To avoid infections,
all cannula (tubing) exit sites must be dressed
daily using sterile technique, the exit cannulas
must be secured to prevent tension and pulling
on the skin, and the skin around all exit
sites must be completely healed before extensive
activity is allowed.
- bleeding
Bleeding is common in the immediate postoperative
period due to cardiopulmonary (heart-lung) bypass
time, anticoagulation (prevention of blood clotting
with medication), and long surgical procedures.
Additionally, liver dysfunction (which may be
present preoperatively) and previous heart surgeries
increase the patient's risk for bleeding.
Blood transfusions may be required for major
bleeding, but are avoided if possible.
- right ventricular
failure
Right ventricular failure is a concern in patients
who have high pressures in the lung circulation
before implant.

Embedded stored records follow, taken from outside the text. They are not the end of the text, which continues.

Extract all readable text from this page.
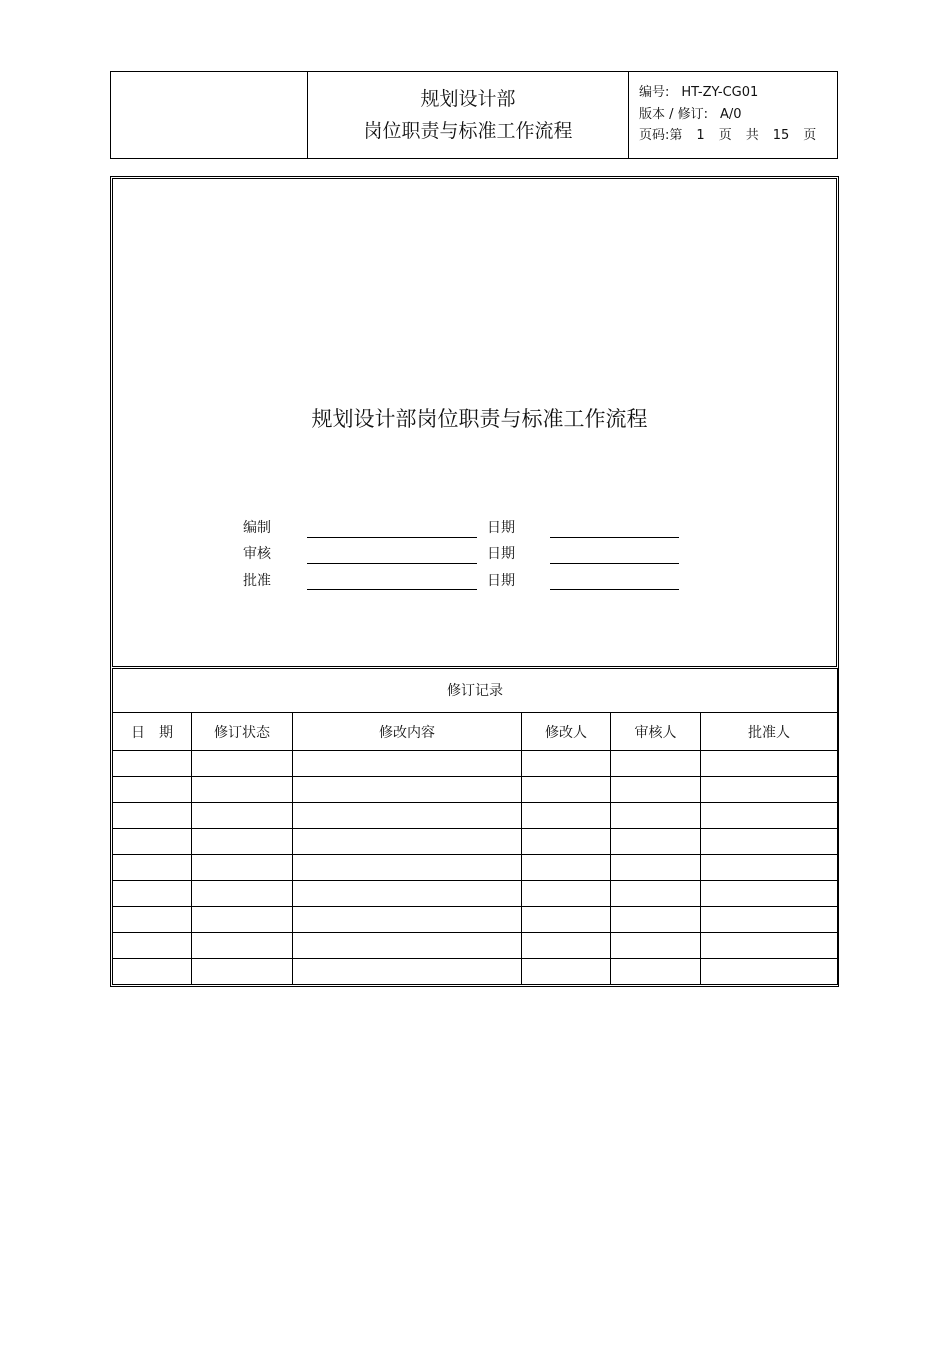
规划设计部
岗位职责与标准工作流程
编号: HT-ZY-CG01
版本 / 修订: A/0
页码: 第 1 页 共 15 页
规划设计部岗位职责与标准工作流程
编制	日期
审核	日期
批准	日期
修订记录					
日　期	修订状态	修改内容	修改人	审核人	批准人
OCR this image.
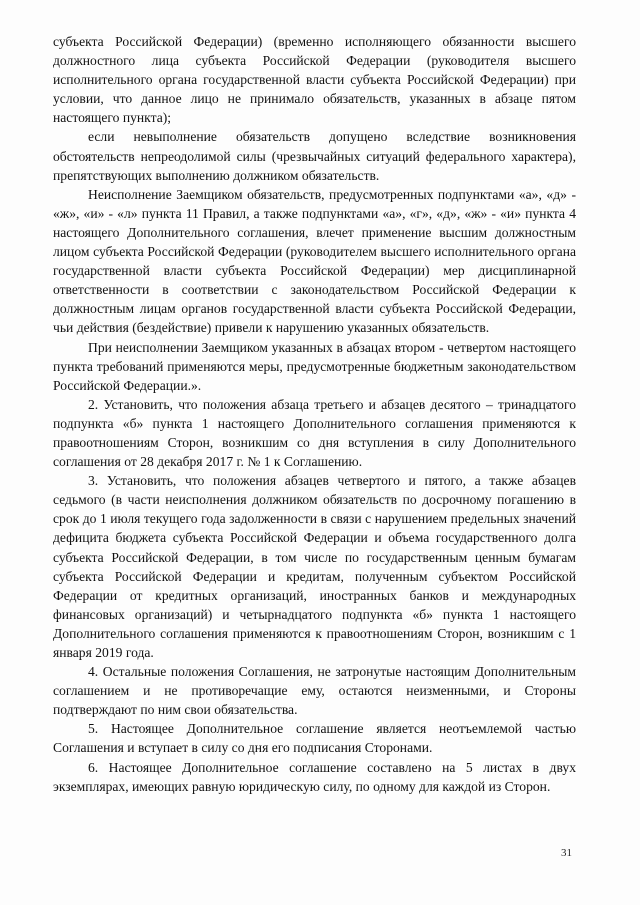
субъекта Российской Федерации) (временно исполняющего обязанности высшего должностного лица субъекта Российской Федерации (руководителя высшего исполнительного органа государственной власти субъекта Российской Федерации) при условии, что данное лицо не принимало обязательств, указанных в абзаце пятом настоящего пункта);

если невыполнение обязательств допущено вследствие возникновения обстоятельств непреодолимой силы (чрезвычайных ситуаций федерального характера), препятствующих выполнению должником обязательств.

Неисполнение Заемщиком обязательств, предусмотренных подпунктами «а», «д» - «ж», «и» - «л» пункта 11 Правил, а также подпунктами «а», «г», «д», «ж» - «и» пункта 4 настоящего Дополнительного соглашения, влечет применение высшим должностным лицом субъекта Российской Федерации (руководителем высшего исполнительного органа государственной власти субъекта Российской Федерации) мер дисциплинарной ответственности в соответствии с законодательством Российской Федерации к должностным лицам органов государственной власти субъекта Российской Федерации, чьи действия (бездействие) привели к нарушению указанных обязательств.

При неисполнении Заемщиком указанных в абзацах втором - четвертом настоящего пункта требований применяются меры, предусмотренные бюджетным законодательством Российской Федерации.».

2. Установить, что положения абзаца третьего и абзацев десятого – тринадцатого подпункта «б» пункта 1 настоящего Дополнительного соглашения применяются к правоотношениям Сторон, возникшим со дня вступления в силу Дополнительного соглашения от 28 декабря 2017 г. № 1 к Соглашению.

3. Установить, что положения абзацев четвертого и пятого, а также абзацев седьмого (в части неисполнения должником обязательств по досрочному погашению в срок до 1 июля текущего года задолженности в связи с нарушением предельных значений дефицита бюджета субъекта Российской Федерации и объема государственного долга субъекта Российской Федерации, в том числе по государственным ценным бумагам субъекта Российской Федерации и кредитам, полученным субъектом Российской Федерации от кредитных организаций, иностранных банков и международных финансовых организаций) и четырнадцатого подпункта «б» пункта 1 настоящего Дополнительного соглашения применяются к правоотношениям Сторон, возникшим с 1 января 2019 года.

4. Остальные положения Соглашения, не затронутые настоящим Дополнительным соглашением и не противоречащие ему, остаются неизменными, и Стороны подтверждают по ним свои обязательства.

5. Настоящее Дополнительное соглашение является неотъемлемой частью Соглашения и вступает в силу со дня его подписания Сторонами.

6. Настоящее Дополнительное соглашение составлено на 5 листах в двух экземплярах, имеющих равную юридическую силу, по одному для каждой из Сторон.

31
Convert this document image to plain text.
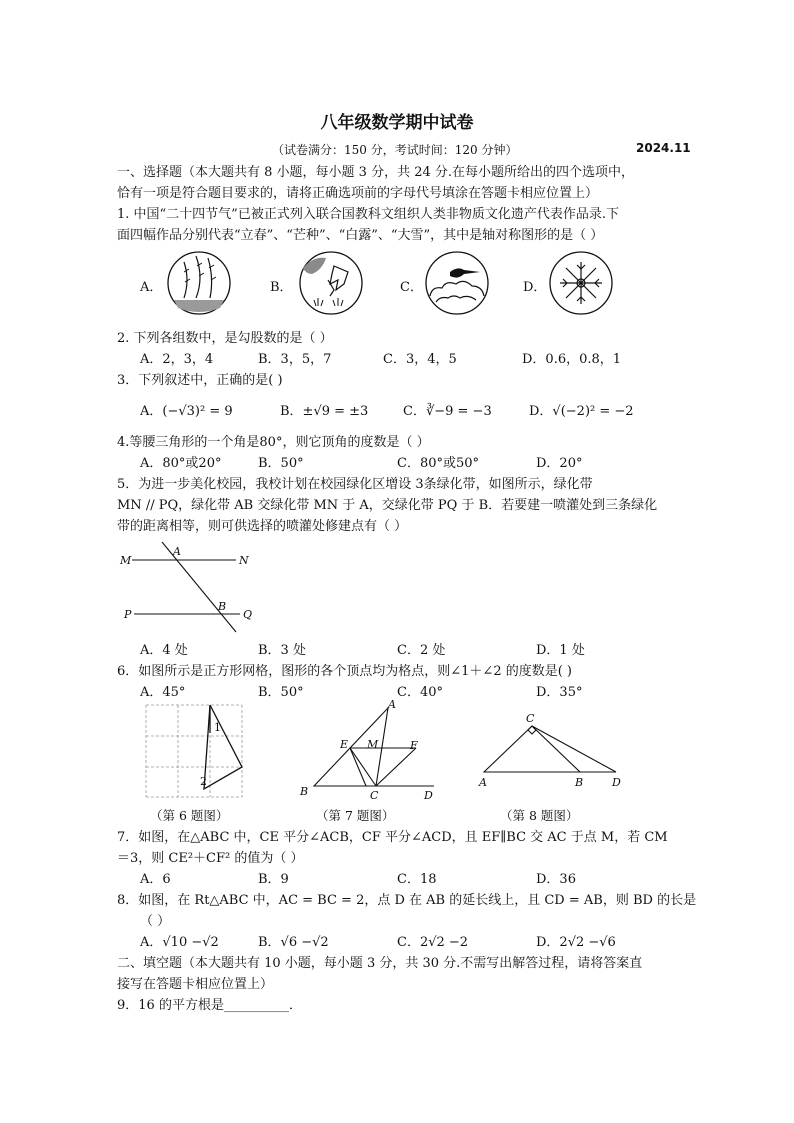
八年级数学期中试卷
（试卷满分：150 分，考试时间：120 分钟）	2024.11
一、选择题（本大题共有 8 小题，每小题 3 分，共 24 分.在每小题所给出的四个选项中，
恰有一项是符合题目要求的，请将正确选项前的字母代号填涂在答题卡相应位置上）
1. 中国“二十四节气”已被正式列入联合国教科文组织人类非物质文化遗产代表作品录.下
面四幅作品分别代表“立春”、“芒种”、“白露”、“大雪”，其中是轴对称图形的是（ ）
A．	B．	C．	D．
2. 下列各组数中，是勾股数的是（ ）
A．2，3，4	B．3，5，7	C．3，4，5	D．0.6，0.8，1
3．下列叙述中，正确的是( )
A．(−√3)² = 9	B．±√9 = ±3	C．∛−9 = −3	D．√(−2)² = −2
4.等腰三角形的一个角是80°，则它顶角的度数是（ ）
A．80°或20°	B．50°	C．80°或50°	D．20°
5．为进一步美化校园，我校计划在校园绿化区增设 3条绿化带，如图所示，绿化带
MN // PQ，绿化带 AB 交绿化带 MN 于 A，交绿化带 PQ 于 B．若要建一喷灌处到三条绿化
带的距离相等，则可供选择的喷灌处修建点有（ ）
M	N
A
P	Q
B
A．4 处	B．3 处	C．2 处	D．1 处
6．如图所示是正方形网格，图形的各个顶点均为格点，则∠1＋∠2 的度数是( )
A．45°	B．50°	C．40°	D．35°
1
2
A
E M	F
B	C	D
C
A	B	D
（第 6 题图）	（第 7 题图）	（第 8 题图）
7．如图，在△ABC 中，CE 平分∠ACB，CF 平分∠ACD，且 EF∥BC 交 AC 于点 M，若 CM
＝3，则 CE²＋CF² 的值为（ ）
A．6	B．9	C．18	D．36
8．如图，在 Rt△ABC 中，AC = BC = 2，点 D 在 AB 的延长线上，且 CD = AB，则 BD 的长是
（ ）
A．√10 −√2	B．√6 −√2	C．2√2 −2	D．2√2 −√6
二、填空题（本大题共有 10 小题，每小题 3 分，共 30 分.不需写出解答过程，请将答案直
接写在答题卡相应位置上）
9．16 的平方根是__________．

Medications can help support
the right ventricle during the initial period
of recovery until the pump begins to improve
the cardiac output.
- thromboembolism (blood
clot)
Thromboembolism (blood clot) may cause strokes.
All VADs have a risk of clot formation because
blood comes in contact with the surfaces of
the pump and cannulas. Almost all VADs require
some form of anticoagulation such as Coumadin
to reduce the risk of stroke. These medications
may put the patient at greater risk for bleeding,
however, and should be closely monitored.